Seiring dengan makin kaburnya batasan antara desain dan bioteknologi, Neri Oxman, seorang desainer Israel-Amerika yang sangat disegani dan mantan profesor MIT, menantang metode Manufaktur tradisional untuk memberi kita gambaran sekilas tentang potensi manufaktur di masa depan. Dalam salah satu karya khasnya, Silk Pavilion, Oxman memanfaatkan kekuatan bioteknologi untuk memadukan desain, rekayasa, dan alam, mendefinisikan ulang pemahaman kita tentang manufaktur.
Silk Pavilion karya Oxman selesai dibangun pada tahun 2013. Desainnya tidak hanya memberikan kenikmatan visual, tetapi juga refleksi mendalam tentang proses manufaktur. Instalasi seperti kubah ini terbuat dari 6.500 ulat sutra yang bergerak bebas yang ditenun ke rangka nilon, menggunakan proses yang menantang persepsi kita tentang metode manufaktur tradisional. Ini bukan sekadar terobosan teknologi, tetapi juga praktik simbiosis antara alam dan teknologi.
"Paviliun Sutra adalah contoh bagaimana desain dapat diintegrasikan erat dengan biologi dan rekayasa material, dan penuh dengan potensi untuk bioproduksi."
Tim Oxman menggunakan lengan robot untuk membentuk benang nilon menjadi kubah polihedron besar, lalu melepaskan ulat sutra ke rangka untuk menenun struktur rumit secara bertahap. Proses ini tidak hanya melibatkan desain rekayasa dan pembuatan model, tetapi juga sepenuhnya mempertimbangkan panas dan cahaya lingkungan, yang menunjukkan kemungkinan mengintegrasikan teknologi dan alam. Metode ini bukan sekadar jenis manufaktur, tetapi filosofi produksi yang sepenuhnya baru - kreasi berdasarkan kehidupan.
“Melalui metode produksi ini, kita tidak lagi sekadar menggunakan material, tetapi juga berkreasi bersama kehidupan.”
Inovasi Oxman tidak hanya mengejutkan dunia seni, tetapi juga memicu pemikiran mendalam tentang desain berkelanjutan.

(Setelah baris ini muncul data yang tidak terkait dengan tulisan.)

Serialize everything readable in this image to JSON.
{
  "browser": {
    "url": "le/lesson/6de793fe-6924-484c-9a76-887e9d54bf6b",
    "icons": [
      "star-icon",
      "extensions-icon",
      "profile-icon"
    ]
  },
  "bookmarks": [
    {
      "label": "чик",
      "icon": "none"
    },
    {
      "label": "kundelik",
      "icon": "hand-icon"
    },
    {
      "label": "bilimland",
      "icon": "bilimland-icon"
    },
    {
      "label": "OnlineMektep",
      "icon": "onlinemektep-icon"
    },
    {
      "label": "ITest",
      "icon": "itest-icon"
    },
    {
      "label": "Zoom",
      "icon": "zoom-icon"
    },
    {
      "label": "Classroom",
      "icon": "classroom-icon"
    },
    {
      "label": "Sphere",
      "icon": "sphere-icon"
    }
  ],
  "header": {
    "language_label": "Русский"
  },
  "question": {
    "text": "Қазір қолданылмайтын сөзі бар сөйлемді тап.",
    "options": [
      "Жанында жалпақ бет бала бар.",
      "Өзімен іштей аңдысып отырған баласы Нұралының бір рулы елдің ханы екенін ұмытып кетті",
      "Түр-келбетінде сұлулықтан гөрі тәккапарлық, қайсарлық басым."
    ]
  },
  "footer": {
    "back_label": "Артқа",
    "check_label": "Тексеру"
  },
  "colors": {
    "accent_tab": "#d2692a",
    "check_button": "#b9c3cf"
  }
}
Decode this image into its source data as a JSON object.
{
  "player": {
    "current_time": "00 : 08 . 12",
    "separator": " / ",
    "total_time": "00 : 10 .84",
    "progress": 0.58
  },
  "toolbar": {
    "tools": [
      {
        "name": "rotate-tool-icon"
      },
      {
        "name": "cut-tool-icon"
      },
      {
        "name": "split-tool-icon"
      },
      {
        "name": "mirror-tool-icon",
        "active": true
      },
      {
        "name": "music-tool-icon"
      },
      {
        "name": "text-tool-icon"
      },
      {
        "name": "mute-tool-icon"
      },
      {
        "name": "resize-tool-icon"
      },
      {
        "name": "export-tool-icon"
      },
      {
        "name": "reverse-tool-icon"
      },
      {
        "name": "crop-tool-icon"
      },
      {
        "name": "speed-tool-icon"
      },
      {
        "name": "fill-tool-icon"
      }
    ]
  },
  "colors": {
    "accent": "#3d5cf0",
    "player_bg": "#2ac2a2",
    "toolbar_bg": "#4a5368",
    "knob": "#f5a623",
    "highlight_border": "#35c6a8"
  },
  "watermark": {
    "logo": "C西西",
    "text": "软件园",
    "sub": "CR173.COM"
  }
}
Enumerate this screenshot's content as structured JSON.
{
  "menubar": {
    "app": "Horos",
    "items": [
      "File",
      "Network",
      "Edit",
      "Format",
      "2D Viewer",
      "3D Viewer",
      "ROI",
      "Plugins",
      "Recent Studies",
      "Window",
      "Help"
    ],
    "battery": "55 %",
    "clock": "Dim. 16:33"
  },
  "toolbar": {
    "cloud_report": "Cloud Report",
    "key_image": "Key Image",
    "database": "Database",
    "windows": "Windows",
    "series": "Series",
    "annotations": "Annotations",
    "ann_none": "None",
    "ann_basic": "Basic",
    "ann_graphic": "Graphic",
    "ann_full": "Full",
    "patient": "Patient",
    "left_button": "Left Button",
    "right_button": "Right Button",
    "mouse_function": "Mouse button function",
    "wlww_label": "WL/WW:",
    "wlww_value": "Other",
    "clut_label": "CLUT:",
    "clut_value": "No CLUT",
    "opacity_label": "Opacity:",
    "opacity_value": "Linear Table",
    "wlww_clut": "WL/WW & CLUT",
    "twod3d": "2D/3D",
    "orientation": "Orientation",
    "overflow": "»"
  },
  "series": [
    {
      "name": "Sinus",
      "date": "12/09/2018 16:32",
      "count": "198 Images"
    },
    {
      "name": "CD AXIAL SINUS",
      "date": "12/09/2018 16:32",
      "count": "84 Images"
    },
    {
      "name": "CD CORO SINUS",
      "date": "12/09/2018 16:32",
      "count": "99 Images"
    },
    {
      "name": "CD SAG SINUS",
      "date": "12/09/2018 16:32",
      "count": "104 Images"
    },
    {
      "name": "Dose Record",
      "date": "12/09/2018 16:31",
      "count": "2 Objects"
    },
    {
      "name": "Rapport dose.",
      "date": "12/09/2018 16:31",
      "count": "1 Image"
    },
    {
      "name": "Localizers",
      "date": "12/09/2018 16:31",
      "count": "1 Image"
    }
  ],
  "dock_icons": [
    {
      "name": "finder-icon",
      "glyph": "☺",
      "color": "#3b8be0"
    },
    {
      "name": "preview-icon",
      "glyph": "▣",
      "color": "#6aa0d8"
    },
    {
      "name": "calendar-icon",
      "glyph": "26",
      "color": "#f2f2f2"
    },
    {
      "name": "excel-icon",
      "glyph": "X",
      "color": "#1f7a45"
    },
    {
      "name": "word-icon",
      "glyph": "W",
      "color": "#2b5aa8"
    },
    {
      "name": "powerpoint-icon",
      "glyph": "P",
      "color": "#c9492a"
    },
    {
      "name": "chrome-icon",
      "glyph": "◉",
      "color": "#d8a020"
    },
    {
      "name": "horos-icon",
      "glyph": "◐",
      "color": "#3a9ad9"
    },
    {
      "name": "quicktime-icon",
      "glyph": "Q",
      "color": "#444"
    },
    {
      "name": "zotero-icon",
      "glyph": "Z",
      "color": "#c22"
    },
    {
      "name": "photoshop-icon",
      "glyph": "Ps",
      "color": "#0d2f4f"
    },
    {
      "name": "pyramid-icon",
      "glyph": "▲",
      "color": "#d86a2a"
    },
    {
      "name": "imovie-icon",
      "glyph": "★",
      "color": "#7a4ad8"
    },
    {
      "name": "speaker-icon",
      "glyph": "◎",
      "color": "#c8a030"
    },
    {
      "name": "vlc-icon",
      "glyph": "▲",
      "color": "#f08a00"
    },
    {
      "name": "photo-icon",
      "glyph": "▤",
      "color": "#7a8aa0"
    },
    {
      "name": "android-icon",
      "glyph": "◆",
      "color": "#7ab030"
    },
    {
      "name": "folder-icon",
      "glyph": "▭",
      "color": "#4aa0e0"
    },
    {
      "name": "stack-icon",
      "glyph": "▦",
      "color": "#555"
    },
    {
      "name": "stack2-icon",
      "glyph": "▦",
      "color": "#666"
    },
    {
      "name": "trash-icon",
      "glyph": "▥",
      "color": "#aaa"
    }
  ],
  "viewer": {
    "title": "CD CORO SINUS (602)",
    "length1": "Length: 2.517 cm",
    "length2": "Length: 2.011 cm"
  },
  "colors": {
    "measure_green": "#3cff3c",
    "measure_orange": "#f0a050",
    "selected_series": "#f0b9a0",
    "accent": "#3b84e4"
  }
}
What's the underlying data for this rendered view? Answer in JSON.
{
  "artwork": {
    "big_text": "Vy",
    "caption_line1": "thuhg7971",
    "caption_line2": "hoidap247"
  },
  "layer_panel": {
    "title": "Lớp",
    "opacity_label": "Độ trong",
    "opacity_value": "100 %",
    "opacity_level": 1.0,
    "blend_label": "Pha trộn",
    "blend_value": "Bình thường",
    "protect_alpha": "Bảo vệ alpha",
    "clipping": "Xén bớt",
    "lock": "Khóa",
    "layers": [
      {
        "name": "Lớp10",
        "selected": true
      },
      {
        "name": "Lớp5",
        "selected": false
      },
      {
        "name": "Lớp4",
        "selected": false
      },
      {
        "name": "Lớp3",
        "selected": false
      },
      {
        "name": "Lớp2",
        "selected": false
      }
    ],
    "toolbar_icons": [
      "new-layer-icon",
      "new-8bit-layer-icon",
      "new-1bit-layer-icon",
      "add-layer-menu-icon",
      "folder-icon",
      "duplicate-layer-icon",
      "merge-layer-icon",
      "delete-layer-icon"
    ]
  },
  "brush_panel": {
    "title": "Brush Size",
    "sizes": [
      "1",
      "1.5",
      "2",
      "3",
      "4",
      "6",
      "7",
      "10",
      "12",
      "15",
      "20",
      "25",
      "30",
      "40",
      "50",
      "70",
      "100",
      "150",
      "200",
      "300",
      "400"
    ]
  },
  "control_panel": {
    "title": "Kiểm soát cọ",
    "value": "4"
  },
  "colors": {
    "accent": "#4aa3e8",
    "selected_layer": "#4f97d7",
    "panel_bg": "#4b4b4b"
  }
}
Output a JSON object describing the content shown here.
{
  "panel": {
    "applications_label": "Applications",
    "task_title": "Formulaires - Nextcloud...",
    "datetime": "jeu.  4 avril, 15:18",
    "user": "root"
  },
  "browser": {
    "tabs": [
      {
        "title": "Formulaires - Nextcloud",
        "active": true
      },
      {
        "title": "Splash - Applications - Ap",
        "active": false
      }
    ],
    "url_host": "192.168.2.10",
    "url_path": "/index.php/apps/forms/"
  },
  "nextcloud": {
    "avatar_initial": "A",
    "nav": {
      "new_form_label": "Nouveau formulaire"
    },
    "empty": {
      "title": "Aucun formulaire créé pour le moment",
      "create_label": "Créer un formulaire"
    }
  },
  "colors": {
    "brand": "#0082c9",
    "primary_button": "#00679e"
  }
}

Keberhasilan Silk Pavilion menunjukkan bahwa bioteknologi tidak hanya dapat digunakan sebagai alat desain, tetapi juga sebagai mitra untuk memperluas material dalam proses produksi ke alam. Pergeseran pemikiran ini mendorong kita untuk mengevaluasi kembali peran desain dan produksi, terutama dalam konteks perubahan iklim ekstrem dan tantangan ekologi saat ini.
Dalam ekologi material Oxman, metode manufaktur tradisional tampaknya tidak lagi berdiri sendiri. Ia meminta para desainer untuk tidak hanya mempertimbangkan sifat material yang mereka gunakan, tetapi juga untuk menyelidiki lebih dalam asal-usul dan proses pertumbuhannya. Dari karya Silk Pavilion, kita melihat bagaimana manusia dapat belajar hidup berdampingan dengan alam dan berbagi sumber daya produksi dalam desain masa depan.
“Desain bukan hanya tentang konstruksi, tetapi juga perilaku ekologis yang memungkinkan kita belajar cara lebih menghargai dan menyayangi alam.”
Selain itu, Oxman juga telah mencapai kolaborasi lintas batas antara sains, seni, dan desain. Penelitiannya telah mengajarkan kita bahwa melalui sains dan teknologi, kita memiliki kemampuan untuk membangun jembatan antarbidang. Misalnya, melalui eksperimen, Oxman mampu menciptakan bentuk material baru, yang memberi desainer lebih banyak kemungkinan saat menciptakan karya yang fungsional dan estetis. Itulah sebabnya Silk Pavilion-nya bukan hanya sebuah karya seni, tetapi juga laboratorium hidup.
Kesimpulan: Masa depan biodesainOxman menantang pemikiran kita melalui Silk Pavilion, dengan mengajukan pertanyaan: bagaimana kita harus hidup berdampingan secara harmonis dengan alam? Dalam desain masa depan, bagaimana kita dapat mengintegrasikan bioteknologi dan mendefinisikan ulang metode manufaktur tradisional? Apakah ini komunitas dengan masa depan bersama bagi seluruh umat manusia?